The current process implemented to get the collected samples to the training environment is notably manual as one can see in the walk through in the coming paragraphs. I plan to automate the process as much as possible on iterations to follow.
A rough outline of the system in place
-
The raw images from a monocular camera and associated controls are stored on an external SSD connected to the Raspi via a USB cable. At a user specified frequency a pickle file that contains samples (path to image, controls) is saved to the SSD.
-
Once data collection process is complete the data needs to be transferred to GCP storage. Note that a GCP bucket is required.
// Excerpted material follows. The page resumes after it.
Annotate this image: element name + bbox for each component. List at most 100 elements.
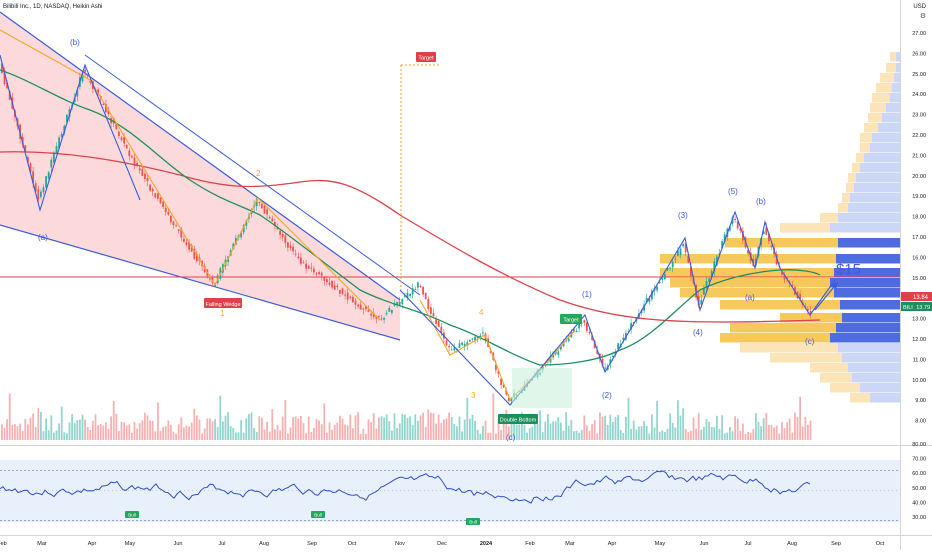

The following command will transfer the file from the SSD to the specified cloud storage.
$ gsutil -m cp -r [image_dir] gs://[bucket_name]
It is worth highlighting that using the option -m speeds up the transfer considerably where gsutil help describes the flag as follows.
Causes supported operations (acl ch, acl set, cp, mv, rm, rsync, and setmeta) to run in parallel. This can significantly improve performance if you are performing operations on a large number of files over a reasonably fast network connection.
-
Next we need to move the training data from GCP storage to the VM instance used for GPU training. We can use
gsutil -m cp -r gs://[bucket_name] [data_dir_on_vm_instance]
. -
Once the data has been transferred, we can move to the training environment and generate the
gcs.csv
file. Go to/data/gcs
and run the following command.
$ ls [data_dir_on_vm_instance] >> gcs.csv
Once complete, we can run the script generate_csv_with_url.py
and a path_to_data.csv
will be generated.
Start the training
- Set the training configuration in the config/default.py file. Run
python train.py
and the training process should kick off.